Design a basic survey questionnaire. Survey questions will be used to answer a research question you would like to ask the entire class. Your sample frame is all students in the class. Create a research question. What do you want to know about UCB students? Consider which broader population you wish to generalize your results.
Remember the question needs to be causal in nature. It may NOT be purely descriptive. Causal research questions ask if a relationship exists between two or more variables. Acceptable examples include, “What is the relationship between a person’s self-control and his likelihood of committing a crime?” and “Which beliefs and personal characteristics affect a person’s opinions about criminal justice?” Descriptive questions seek to identify the characteristics of only one variable.
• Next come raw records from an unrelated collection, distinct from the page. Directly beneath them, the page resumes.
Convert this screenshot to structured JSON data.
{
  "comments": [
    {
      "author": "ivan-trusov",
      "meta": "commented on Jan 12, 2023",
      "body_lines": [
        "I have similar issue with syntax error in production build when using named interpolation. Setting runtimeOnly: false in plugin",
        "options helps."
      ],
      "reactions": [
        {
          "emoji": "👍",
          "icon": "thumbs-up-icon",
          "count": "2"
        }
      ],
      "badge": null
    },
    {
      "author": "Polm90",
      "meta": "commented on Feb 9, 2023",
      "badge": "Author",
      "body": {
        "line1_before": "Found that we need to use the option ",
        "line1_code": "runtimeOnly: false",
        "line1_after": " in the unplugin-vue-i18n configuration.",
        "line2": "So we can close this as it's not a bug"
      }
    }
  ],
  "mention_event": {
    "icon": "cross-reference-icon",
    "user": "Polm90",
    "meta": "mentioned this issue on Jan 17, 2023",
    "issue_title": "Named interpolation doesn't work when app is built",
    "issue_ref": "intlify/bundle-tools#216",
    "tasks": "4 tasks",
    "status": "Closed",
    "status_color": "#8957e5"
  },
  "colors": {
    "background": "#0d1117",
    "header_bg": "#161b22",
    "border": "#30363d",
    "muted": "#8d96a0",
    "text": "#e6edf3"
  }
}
An example of a descriptive question is, “How many students at UCB are enrolled part time?” Here’s another way to look at it: you should be able to discern dependent and independent variables in a causal research question. Descriptive research questions only contains a single variable. Design a 5-question survey instrument in order to gather the data necessary to conduct your study. Write the questions in the format you would deliver them to your participants (i.e., properly spaced and formatted). Keep in mind the principles of exhaustive and exclusive measurement, as well as the guidelines and pitfalls of writing survey questions. All of your questions must be close-ended, which means you must write (and properly format) the response options.
Also remember that this is only a research proposal.